Key unionized roles like electricians and crane operators are a big factor in construction speed. Instead of scaling these roles by hiring and training more people, unions promote overtime work which drives up costs and limits scaling. The same people are spread across multiple projects resulting in dependencies and slower construction. The cost of labour is intentionally driven up at the expense of the system, while also causing contradictory incentives: if a workers pay depends on overtime, then inefficiency is desired.
In Arizona and Texas where the influence of labour unions is limited, renewable energy developers are free to choose suppliers. They end up completing similar projects by hiring the same engineering, procurement and construction companies for similar projects. This builds mutually beneficial relationships, increases collaboration, and the right people are selected for the right problem. The same is true in Texas where the same project participants are being used to achieve economies of scale, which is in sharp contrast to labour unions in California where the same participants (union workers) are being overworked and split up across projects to drive up inefficiencies for individual financial gain.

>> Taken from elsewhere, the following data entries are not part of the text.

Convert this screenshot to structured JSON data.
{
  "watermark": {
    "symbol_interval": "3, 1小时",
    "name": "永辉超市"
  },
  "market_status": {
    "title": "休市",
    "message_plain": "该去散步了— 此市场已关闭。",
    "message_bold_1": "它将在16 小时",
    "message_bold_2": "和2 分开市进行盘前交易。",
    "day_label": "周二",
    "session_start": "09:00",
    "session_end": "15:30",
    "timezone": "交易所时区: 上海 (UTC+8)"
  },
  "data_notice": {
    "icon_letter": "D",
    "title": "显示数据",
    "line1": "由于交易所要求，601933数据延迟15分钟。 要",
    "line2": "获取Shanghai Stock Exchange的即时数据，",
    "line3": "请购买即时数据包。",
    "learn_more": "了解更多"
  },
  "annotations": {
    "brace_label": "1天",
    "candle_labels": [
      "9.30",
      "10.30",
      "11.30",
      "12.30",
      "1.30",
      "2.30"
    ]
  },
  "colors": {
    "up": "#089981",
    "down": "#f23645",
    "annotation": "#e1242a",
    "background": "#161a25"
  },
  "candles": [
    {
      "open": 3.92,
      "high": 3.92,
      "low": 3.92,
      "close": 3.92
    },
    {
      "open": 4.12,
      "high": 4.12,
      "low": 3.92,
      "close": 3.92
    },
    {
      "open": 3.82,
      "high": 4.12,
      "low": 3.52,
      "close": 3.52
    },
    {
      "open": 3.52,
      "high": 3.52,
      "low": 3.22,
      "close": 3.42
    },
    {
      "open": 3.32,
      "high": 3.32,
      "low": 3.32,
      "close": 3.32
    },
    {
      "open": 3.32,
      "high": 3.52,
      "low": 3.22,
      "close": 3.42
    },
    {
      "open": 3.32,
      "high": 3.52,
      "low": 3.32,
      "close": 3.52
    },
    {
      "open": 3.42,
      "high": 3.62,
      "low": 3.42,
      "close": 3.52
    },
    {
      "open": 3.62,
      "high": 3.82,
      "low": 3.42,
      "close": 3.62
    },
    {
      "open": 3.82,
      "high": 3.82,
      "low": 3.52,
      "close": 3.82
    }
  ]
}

Move the work, not the people is a popular idiom in software development. The principle being that once a team learns how to collaborate, keep them together as collaboration is often the constraint that governs speed. Intentionally keeping people who have proven to work well together as part of a team is in sharp contrast to spreading inefficient and expensive people to different projects when they haven’t proven to work well anywhere.
This is a nuanced topic because working with the same people using the same process carries the risk of getting complacent, so this principle has to be considered in tandem with experimentation and reliable feedback loops.
An agile mindset is different than an agile method. Mechanically following the methods (e.g., Scrum) without the mindset has the benefit of building good practices in the short-term. However, a method that worked yesterday may not work tomorrow, and an agile mindset can help create suitable practices in perpetuity. Methods are only manifestation of principles applied to a very particular context. We should avoid copying methods and aim to stay true to the principles of agility.